I create the text of Illustrator after an image found on the forum.
Thank you


----------



## mruiz

*This is mine I replace the handle bar with the right 1*




I need a tank for it, maybe Ill be good this year, right Santa?


----------



## letutt

*nice*

thats a good lookin bike.  good luck with the restoration.  are you going to sand it down and paint it or just get it running?


----------



## copiecat

Hi, I'm going to repaint the same, I am currently looking for a person PINSTREPING and information on the saddle for this model ... All this after finishing the restoration of a WASP 1959 (soon to close)


----------



## letutt

where is your favorite place to look for tanks?  and did just about every bike come with a tank or was it more of an aftermarket option?


----------



## willy wonka

*picture of*

hey i think i have  one of those girls bikes i will see if i can get you some pics


----------



## mruiz

*Tank for Tornado*

Mine is Delux, so is supose to have a tank not easy to find.
I am not painting the bike it has nice red paint underneath.
White white stripes under. Missing the light also. I have a 20 Tornado to trade for and parts for this bike.
 Mitch


----------



## Strings-n-Spokes

Here is a picture of my wifes Wasp I think it is late 50's





and here is her Racer early to mid 60's





I think your seat is going to be the same.

Shane


----------



## copiecat

letutt said:


> where is your favorite place to look for tanks?  and did just about every bike come with a tank or was it more of an aftermarket option?

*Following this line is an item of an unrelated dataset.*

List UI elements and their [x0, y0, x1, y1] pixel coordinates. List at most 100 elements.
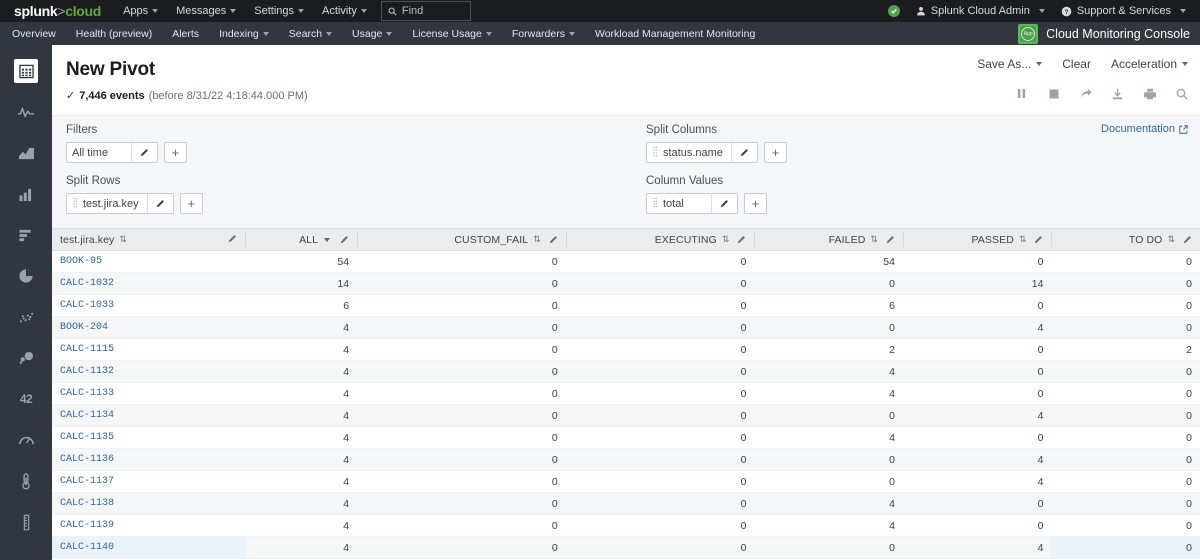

In 59, two women were sold with the name "Tornado", the Deluxe and 
simpler version (mine) apparently option. 
Same for men. On the "deluxe" series of lamps are mounted on the 
front fender, it's have two brace, a luggage in the back and truss 
rod.

I want make the same... more easy to find parts.


----------



## copiecat

RAL 5012 & homemade d?cals...
Tomorrow I'm going for pinstreping Fork & frame

Maybe finish this week


----------



## copiecat

*Little UP*














Sure, it'will be finish this week....


----------



## Adamtinkerer

Great job on the restoration, Copiecat! Normally, I'd expect a standard blue and white "S" seat on a bike like yours, but obviously the catalog page shows a different seat, must have been cheaper! I don't think I've ever seen one like that before. I don't think anyone would notice if you got an "S" seat for it!


----------



## copiecat

Thank you, 
I found this saddle with the help of MLC ... 
I think it's looks good.





It's a "troxel"


----------



## copiecat

*In 59 we ride...*

So,
Her bike is finish,
now we just need have fun with it.









How many pages in the 59's brochure ???





cu


----------



## Travis

Both those bikes are beauties! I love them! Thanks for sharing your photos!


----------